“In God we trust, all others bring data.” – Edward Deming
You would think that the coming transition to data driven decision making would be welcome. Cheered, even. But you would be wrong. And this year’s National League Cy Young Award voting proves it.
You don’t have to know much – anything, really – about baseball to comprehend the simple fact that a won-loss record doesn’t accurately reflect, let alone measure, a pitcher’s ability. That might seem odd, even counterintuitive, but just consider the following:
- A pitcher can surrender ten runs and “win” the game
- A pitcher can surrender no runs and “lose” the game
Need we continue? Given those facts, it would seem self-evident – beyond obvious – that any argument for or against a particular pitcher that begins with his won-loss record in determining performance is just foolish.
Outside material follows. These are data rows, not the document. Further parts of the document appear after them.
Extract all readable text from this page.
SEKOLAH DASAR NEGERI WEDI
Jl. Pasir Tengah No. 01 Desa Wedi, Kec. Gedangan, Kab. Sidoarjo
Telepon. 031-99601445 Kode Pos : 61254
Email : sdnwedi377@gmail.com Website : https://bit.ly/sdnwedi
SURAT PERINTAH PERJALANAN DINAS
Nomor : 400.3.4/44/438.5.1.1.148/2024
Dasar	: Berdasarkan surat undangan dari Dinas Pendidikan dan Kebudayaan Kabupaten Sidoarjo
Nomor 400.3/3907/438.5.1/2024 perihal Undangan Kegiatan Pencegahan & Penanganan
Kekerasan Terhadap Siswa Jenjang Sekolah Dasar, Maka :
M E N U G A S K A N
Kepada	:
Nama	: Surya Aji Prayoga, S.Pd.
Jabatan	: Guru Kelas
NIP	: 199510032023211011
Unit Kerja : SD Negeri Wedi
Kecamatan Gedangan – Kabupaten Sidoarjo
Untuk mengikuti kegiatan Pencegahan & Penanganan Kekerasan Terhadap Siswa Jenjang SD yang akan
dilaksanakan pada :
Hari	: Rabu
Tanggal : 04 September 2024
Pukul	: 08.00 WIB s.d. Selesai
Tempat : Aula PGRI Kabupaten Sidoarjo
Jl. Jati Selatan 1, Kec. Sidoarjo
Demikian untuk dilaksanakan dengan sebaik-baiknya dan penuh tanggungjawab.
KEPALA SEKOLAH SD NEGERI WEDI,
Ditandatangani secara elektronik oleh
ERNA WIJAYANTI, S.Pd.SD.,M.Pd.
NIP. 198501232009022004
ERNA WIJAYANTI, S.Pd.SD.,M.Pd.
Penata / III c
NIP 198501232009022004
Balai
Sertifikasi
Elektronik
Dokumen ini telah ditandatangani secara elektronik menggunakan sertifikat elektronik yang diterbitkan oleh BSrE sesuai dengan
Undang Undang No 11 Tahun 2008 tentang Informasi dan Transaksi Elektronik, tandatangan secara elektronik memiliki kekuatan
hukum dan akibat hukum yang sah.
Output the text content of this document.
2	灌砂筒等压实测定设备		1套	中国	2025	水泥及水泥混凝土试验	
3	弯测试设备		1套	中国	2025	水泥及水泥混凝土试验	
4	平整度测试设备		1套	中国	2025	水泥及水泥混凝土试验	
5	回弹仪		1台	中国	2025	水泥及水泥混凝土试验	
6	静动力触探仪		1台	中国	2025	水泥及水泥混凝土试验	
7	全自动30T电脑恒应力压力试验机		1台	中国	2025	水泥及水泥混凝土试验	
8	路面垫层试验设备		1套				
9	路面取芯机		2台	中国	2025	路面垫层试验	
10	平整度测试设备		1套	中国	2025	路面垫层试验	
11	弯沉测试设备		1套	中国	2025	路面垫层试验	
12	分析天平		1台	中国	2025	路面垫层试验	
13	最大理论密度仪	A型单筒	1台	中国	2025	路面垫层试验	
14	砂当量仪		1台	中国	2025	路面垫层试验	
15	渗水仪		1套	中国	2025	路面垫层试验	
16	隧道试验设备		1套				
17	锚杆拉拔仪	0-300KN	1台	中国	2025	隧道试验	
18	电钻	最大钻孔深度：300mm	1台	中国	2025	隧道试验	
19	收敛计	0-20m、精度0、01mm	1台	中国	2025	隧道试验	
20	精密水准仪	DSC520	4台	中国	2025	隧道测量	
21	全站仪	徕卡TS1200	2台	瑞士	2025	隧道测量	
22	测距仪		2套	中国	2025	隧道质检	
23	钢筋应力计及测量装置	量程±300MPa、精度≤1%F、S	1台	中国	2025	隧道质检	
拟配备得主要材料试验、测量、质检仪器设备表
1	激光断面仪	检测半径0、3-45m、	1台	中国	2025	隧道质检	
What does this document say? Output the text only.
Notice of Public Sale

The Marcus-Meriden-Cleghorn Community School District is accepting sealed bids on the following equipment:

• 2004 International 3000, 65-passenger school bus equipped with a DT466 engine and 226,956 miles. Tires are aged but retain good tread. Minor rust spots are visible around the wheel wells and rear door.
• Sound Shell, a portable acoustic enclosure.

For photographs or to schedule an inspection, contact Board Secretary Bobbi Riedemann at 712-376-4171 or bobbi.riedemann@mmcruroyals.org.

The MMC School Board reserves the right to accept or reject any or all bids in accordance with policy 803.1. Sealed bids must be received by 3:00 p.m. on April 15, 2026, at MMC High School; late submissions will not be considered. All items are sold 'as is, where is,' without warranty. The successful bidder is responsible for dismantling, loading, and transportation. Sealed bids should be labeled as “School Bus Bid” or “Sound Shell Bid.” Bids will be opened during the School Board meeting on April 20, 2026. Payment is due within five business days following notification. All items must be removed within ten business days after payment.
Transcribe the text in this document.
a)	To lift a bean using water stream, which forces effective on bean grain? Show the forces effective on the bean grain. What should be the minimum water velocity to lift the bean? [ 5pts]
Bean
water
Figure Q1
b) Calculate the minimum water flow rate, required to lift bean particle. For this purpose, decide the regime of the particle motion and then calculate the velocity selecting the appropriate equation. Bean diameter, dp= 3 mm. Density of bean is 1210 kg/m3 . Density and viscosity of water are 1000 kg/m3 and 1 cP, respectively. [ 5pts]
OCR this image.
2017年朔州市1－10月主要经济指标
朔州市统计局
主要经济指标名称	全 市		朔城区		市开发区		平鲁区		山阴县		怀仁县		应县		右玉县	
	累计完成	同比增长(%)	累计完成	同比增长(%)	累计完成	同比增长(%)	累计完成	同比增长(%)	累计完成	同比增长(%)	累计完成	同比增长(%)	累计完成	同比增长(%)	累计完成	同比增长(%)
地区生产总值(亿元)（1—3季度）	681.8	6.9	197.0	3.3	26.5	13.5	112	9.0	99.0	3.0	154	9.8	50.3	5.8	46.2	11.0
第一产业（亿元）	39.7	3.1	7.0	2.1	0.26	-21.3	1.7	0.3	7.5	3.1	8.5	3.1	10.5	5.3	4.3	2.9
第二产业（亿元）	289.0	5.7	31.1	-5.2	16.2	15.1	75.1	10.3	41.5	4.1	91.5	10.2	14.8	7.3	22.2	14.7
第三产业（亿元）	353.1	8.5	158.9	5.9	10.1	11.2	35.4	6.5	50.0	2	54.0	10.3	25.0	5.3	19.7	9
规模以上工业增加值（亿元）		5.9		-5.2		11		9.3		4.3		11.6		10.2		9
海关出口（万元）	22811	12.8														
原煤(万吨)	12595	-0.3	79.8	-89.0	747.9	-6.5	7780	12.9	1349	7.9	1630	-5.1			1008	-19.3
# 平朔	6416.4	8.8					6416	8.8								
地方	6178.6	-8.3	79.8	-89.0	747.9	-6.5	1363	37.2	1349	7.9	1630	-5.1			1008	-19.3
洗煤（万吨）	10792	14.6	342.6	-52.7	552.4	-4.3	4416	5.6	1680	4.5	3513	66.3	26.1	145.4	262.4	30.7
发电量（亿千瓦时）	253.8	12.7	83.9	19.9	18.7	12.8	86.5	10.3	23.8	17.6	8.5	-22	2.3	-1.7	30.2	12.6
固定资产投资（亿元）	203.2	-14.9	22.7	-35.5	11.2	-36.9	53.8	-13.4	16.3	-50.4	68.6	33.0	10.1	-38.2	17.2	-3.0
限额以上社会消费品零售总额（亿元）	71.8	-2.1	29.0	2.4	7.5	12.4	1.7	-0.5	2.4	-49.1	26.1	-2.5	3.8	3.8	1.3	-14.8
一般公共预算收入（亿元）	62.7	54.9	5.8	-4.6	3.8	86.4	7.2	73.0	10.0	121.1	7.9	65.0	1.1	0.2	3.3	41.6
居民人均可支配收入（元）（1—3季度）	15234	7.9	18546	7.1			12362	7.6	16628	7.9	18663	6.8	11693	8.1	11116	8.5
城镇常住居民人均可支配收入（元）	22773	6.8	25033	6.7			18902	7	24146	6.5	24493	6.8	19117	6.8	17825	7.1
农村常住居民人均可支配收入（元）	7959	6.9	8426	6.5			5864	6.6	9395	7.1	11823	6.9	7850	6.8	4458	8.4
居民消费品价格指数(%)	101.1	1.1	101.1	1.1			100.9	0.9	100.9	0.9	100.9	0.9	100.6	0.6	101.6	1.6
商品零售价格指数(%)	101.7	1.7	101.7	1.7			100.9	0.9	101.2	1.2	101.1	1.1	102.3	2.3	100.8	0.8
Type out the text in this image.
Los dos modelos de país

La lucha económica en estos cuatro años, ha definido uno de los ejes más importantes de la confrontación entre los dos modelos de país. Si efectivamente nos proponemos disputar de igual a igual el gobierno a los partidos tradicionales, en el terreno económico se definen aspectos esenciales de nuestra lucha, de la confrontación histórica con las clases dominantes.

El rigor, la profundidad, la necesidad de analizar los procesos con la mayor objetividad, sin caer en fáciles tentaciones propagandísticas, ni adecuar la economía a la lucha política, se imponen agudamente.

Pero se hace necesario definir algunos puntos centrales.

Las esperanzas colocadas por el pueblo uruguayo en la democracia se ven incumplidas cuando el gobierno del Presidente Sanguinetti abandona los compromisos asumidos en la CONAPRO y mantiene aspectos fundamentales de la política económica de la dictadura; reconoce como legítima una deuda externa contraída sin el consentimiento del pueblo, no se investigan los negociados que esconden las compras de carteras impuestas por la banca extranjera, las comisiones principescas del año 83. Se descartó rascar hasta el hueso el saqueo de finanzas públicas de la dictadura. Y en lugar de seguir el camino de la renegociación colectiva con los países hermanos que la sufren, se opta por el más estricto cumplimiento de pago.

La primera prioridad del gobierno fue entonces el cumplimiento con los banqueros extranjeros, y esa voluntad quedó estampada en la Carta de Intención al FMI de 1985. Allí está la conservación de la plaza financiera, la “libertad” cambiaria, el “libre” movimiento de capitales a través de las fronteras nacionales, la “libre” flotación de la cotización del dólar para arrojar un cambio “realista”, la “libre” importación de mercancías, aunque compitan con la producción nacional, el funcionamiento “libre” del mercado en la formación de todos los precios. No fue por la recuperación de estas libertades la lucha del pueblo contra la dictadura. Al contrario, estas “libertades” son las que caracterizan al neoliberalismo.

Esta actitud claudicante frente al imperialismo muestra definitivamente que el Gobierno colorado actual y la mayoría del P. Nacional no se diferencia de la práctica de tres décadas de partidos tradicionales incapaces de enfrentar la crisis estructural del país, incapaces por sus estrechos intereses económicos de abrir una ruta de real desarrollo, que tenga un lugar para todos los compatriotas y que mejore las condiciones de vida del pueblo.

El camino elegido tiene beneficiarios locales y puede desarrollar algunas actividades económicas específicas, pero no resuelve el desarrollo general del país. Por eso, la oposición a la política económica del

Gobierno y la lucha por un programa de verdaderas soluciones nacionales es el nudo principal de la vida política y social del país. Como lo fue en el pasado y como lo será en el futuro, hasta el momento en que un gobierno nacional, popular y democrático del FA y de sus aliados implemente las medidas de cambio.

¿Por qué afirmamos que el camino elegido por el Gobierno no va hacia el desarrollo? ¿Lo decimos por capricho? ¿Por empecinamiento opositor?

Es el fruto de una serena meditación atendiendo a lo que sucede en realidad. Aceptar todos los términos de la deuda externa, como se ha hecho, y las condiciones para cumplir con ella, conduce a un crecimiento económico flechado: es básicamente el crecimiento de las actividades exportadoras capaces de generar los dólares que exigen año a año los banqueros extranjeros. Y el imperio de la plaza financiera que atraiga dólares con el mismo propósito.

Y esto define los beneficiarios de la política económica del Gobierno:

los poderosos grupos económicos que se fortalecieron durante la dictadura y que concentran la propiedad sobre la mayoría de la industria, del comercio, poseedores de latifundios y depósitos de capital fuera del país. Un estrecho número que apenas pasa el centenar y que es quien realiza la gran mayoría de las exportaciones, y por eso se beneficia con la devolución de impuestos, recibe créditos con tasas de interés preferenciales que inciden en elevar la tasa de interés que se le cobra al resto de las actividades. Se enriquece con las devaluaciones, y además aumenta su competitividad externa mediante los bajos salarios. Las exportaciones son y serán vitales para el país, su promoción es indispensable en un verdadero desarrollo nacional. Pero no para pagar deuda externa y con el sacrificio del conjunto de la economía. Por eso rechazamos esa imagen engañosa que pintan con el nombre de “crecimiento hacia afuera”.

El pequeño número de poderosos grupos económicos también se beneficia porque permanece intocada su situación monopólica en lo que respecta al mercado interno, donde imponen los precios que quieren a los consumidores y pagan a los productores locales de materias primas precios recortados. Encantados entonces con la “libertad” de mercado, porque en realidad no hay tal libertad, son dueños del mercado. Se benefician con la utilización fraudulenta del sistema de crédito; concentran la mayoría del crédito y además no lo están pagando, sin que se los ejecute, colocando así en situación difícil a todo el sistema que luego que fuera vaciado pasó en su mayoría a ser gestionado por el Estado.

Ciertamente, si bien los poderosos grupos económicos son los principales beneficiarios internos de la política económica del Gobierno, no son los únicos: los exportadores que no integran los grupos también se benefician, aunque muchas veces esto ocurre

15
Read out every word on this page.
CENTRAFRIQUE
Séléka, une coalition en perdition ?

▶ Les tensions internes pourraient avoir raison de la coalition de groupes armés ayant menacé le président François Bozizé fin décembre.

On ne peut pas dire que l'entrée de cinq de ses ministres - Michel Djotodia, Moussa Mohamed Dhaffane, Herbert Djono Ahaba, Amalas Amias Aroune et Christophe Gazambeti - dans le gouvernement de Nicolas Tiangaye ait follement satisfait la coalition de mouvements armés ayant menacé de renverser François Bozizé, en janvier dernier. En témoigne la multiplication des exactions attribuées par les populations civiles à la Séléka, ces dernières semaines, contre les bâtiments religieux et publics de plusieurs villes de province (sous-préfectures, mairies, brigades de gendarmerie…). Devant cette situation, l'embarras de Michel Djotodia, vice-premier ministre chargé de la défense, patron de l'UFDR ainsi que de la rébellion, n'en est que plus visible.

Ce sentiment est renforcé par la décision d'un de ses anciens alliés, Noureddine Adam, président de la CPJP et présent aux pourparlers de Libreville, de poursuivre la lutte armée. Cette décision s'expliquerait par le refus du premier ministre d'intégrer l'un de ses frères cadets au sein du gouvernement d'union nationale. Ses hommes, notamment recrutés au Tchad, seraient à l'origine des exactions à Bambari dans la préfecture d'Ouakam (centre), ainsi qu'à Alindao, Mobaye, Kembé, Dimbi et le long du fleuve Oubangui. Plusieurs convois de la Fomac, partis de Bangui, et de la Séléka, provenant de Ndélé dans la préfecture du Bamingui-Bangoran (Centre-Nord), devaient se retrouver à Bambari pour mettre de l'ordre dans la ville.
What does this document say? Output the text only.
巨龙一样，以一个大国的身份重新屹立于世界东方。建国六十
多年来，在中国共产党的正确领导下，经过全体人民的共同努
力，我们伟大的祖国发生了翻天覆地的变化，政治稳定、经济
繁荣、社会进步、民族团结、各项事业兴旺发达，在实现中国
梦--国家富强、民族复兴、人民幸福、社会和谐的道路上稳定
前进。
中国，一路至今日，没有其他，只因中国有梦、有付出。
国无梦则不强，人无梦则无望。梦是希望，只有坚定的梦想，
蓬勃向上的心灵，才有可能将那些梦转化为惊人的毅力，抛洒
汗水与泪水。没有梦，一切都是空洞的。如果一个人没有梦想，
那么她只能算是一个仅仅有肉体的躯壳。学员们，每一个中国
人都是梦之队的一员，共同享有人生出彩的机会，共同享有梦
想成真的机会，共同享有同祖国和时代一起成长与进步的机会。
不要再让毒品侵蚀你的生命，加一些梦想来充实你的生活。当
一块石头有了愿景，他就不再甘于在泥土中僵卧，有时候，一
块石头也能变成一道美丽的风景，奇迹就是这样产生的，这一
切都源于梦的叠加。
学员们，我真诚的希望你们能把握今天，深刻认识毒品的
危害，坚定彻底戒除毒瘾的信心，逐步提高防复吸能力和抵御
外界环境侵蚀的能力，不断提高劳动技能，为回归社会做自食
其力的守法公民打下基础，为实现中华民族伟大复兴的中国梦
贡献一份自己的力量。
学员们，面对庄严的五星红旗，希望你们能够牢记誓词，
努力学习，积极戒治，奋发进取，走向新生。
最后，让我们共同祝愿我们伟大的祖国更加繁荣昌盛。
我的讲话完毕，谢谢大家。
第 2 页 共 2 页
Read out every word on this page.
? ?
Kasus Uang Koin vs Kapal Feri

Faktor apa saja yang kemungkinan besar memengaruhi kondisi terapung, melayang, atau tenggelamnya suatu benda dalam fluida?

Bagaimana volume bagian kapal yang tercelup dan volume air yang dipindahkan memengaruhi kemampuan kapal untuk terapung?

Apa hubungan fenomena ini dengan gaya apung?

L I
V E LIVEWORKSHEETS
And yet that’s exactly what columnists are doing today, and have been for decades.
The background, in brief, is this: there were four or five pitchers in the National League this year that had very good seasons, statistically. More, actually, but it’s tough to make a case for anyone outside, say, five.
In years past, when the traditional (read: newspaper) writers were solely responsible for handing out this award, it is probable that the St Louis Cardinals’ Chris Carpenter would have won the Cy Young award. The Cardinals ace received strong support from the traditionalist crowd, not least because of his 12-1 record down the stretch. In spite of this, he did not win. The Cy Young went instead to San Francisco Giant Tim Lincecum.
This year, for the first time – it wasn’t until 2008 that the Baseball Writers Association of America was willing to admit “internet” writers to its ranks – two of the non-traditionalist writers (both of whom are on Twitter, naturally) had votes. ESPN.com’s Keith Law and Baseball Prospectus’ Will Carroll picked their NL Cy Young candidates. And both left Carpenter off their ballots entirely, which led to Lincecum winning the award.
Why? How could these two leave the candidate the traditionalists favored to win off their ballots entirely? Because of the data.
First, both writers ignored the won/loss records for the reasons discussed above. Second, Carpenter threw fewer innings that the other contenders, meaning that he had less time to be valuable to his club. Third, Lincecum performed consistently better in statistics that attempt to normalize for variables like park effects and team defense that the pitcher has no control over.
Here’s Law on the subject:
Lincecum was a no-brainer, and it’s disappointing to see that a majority of voters on the award whiffed on the easiest part of the three-part question. Lincecum led the NL in FIP (Fielding Independent Pitching) and WAR (Wins Above Replacement), both of which normalize a pitcher’s stats to account for the help he received from his defense, and he led both categories by wide margins. He also led the NL in VORP, which adjusts for park but not for defense, by a narrow margin. I understand that many voters are uncomfortable with these advanced stats, but Lincecum also finished second in the NL in (unadjusted) ERA, but threw 36 more innings than the guy in front of him, Chris Carpenter.
Carpenter’s innings total was the main reason he ended up off my ballot. He pitched extremely well when on the mound, but not well enough to close the value gap between him and the three pitchers I listed, each of whom threw at least 27 innings more than Carpenter. Both Carpenter and Wainwright received significant help from their defense, while neither Lincecum nor Vazquez could say the same.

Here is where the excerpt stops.